Upcoming Publications

It's been a fairly dry year with regard to publication around here, but two pieces that have been long in coming are set to be published over the coming months.



First, an essay about life, death, autumn leaves, and Andy Golsworthy will come out in the Winter edition of Still Point Arts Quarterly on December 1. You can go here for a free digital subscription or to order a print copy.

Second, I have a short story, which I wrote way back in MFA days, and which has gone through many, many iterations and revisions, about love and life and fear and hiking in the desert, will come out as part of the collection This Side of the Divide: Stories of the American West on February 12.



You can go here to read more about the collection, and here to pre-order a copy.

I'm thrilled to see both of these pieces in print, and their imminent publication has reinvigorated efforts to get my last few orphan short stories and essays (those which haven't been back-burnered indefinitely, that is), out into the world.

Friday, November 2, 2018

Lasts

When you have kids, you pay a lot of attention to firsts—the first tooth, the first word, the first step, all breathlessly anticipated, documented, and recorded. But lasts, those we often don't notice till long after the fact. When was the last time he fell asleep on my lap, or said "skabetti," or was small enough I could carry him? All lost to the mists of time.


Last year, as we were making our annual Halloween rounds of the neighborhood, I admit to thinking, "Thank goodness we're almost done!" Because kids can't go on trick-or-treating forever. Eventually they go away to college, right? (I remember thinking the same thing about breastfeeding and the family bed.)

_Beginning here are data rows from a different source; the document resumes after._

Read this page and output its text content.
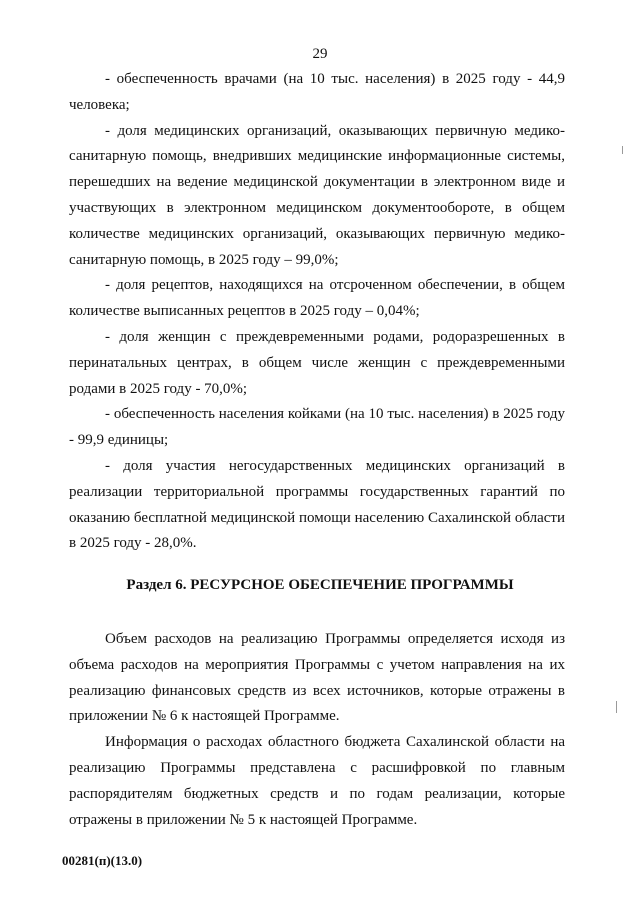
29

- обеспеченность врачами (на 10 тыс. населения) в 2025 году - 44,9 человека;

- доля медицинских организаций, оказывающих первичную медико-санитарную помощь, внедривших медицинские информационные системы, перешедших на ведение медицинской документации в электронном виде и участвующих в электронном медицинском документообороте, в общем количестве медицинских организаций, оказывающих первичную медико-санитарную помощь, в 2025 году – 99,0%;

- доля рецептов, находящихся на отсроченном обеспечении, в общем количестве выписанных рецептов в 2025 году – 0,04%;

- доля женщин с преждевременными родами, родоразрешенных в перинатальных центрах, в общем числе женщин с преждевременными родами в 2025 году - 70,0%;

- обеспеченность населения койками (на 10 тыс. населения) в 2025 году - 99,9 единицы;

- доля участия негосударственных медицинских организаций в реализации территориальной программы государственных гарантий по оказанию бесплатной медицинской помощи населению Сахалинской области в 2025 году - 28,0%.

Раздел 6. РЕСУРСНОЕ ОБЕСПЕЧЕНИЕ ПРОГРАММЫ

Объем расходов на реализацию Программы определяется исходя из объема расходов на мероприятия Программы с учетом направления на их реализацию финансовых средств из всех источников, которые отражены в приложении № 6 к настоящей Программе.

Информация о расходах областного бюджета Сахалинской области на реализацию Программы представлена с расшифровкой по главным распорядителям бюджетных средств и по годам реализации, которые отражены в приложении № 5 к настоящей Программе.

00281(п)(13.0)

So I surprised myself this year, when E and Z expressed ambivalence about the old trick-or-treat routine. Wait, I didn't know last year was going to be our last Halloween. And so, despite my own ambivalence, I coaxed them into Halloweening one last time.

E and I went out Tuesday afternoon and bought one of the last pumpkins at the apple orchard, which C helpt them carve into a great big eye (making use of a natural orifice in the pumpkin itself).


We had our usual jack-o-lantern bagel melts for dinner, which is as fancy as I get for Halloween vittles.



E and Z dug some old costume parts out of the dress-up bin.



And even I dressed up for the occasion.



We skipped the hay wagon, since it looked like rain, and our usual driver seemed less than enthusiastic, but we hit all the usual haunts, and spent the usual 10-20 minutes at each one, catching up with the whole neighborhood where C grew up.



It may not have been our last Halloween—who knows what the kids will want to do next year—but if it was, at least it was documented and recorded.